Banjir tersebut sudah memasuki dua minggu dan hari ini Rabu (12/02/20) , kedalaman mencapai 3 M, seluruh rumah pemukiman , kebun warga habis terendam banjir, sehingga pemukiman tersebut menjadi terisolir.

Anuar salah satu warga UPT 3 ( Sp 3 ) yang masih bertahan walau dikeliling kediamannya  sudah penuh air, banjir ini sudah hampir dua bulan namun kedalamannya  mencapai 3 M, masuk dua minggu ini . mengatakan warga yang masih bertahan belum mau mengungsi lebih kurang tersisa 11 KK lagi, dari sebelumnya 185 KK.

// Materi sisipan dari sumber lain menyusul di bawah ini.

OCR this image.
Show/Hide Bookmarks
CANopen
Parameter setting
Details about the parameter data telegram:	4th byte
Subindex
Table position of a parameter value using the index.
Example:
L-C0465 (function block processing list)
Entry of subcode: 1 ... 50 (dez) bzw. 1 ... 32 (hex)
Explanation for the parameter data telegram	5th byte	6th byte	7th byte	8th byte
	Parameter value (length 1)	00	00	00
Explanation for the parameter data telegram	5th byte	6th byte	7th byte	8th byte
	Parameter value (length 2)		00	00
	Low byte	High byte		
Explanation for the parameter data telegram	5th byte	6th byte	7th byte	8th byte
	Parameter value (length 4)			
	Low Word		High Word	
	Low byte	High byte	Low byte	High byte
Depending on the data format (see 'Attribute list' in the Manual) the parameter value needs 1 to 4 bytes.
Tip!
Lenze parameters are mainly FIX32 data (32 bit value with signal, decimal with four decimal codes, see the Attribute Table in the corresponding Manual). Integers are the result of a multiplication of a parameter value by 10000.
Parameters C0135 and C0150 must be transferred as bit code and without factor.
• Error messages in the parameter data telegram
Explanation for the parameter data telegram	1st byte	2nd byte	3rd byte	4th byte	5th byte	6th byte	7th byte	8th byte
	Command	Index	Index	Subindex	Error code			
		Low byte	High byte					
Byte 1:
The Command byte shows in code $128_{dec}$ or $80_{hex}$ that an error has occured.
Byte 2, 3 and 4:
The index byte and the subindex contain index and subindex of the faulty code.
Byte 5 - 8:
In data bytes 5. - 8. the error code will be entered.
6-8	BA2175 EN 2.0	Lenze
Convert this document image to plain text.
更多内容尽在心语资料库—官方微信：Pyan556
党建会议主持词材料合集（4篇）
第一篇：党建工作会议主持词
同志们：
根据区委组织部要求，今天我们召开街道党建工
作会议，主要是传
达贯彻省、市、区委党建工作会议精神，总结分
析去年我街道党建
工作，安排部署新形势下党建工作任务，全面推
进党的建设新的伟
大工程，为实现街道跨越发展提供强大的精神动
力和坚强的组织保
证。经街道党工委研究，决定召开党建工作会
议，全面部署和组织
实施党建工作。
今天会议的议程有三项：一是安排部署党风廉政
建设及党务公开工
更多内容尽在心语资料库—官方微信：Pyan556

Kebanyakan warga mengungsi ke Desa asal, tapi ada juga yang mengungsi ke PT. PPA dan PT. SAM, terdekat disini, saya dan keluarga belum mau mengungsi karena  masih mau menjaga di pemukiman ini jangan sampai tidak ada lagi warganya, walau kondisi rumah kami sudah hampir  tergenang air. 

Anuar saat di tanya masalah bantuan, menurutnya sampai saat ini belum ada bantuan yang saya terimah, baik dari pemerintah maupun dari pihak lain,"ungkapnya.

Camat Sangadesa Suganda saat di wawancarai awak media mengatakan penyebab banjir ini disamping kondisi air sungai musi meluap adanya intentitas hujan yang cukup tinggi dan juga ada nya kiriman air dari uluan sungai musi sehingga debit air sangat cepat dan deras.

Akibat banjir ini 17 desa di kecamatan Sangadesa mendapatkan dampaknya seperti aktivitas dan kesehatan warga terganggu  dan ada 3 desa yang terparah banjir mencapai 3 M seperti di Sp1,Sp3 warganya sudah di epakuasi ke desa asal dan yang ke PT , di Sp 3 tersisa 11 kk lagi ,kita juga melalui BPBD kabupaten Muba sudah memberikan bantuan ke sebangian warga..," ungkapnya.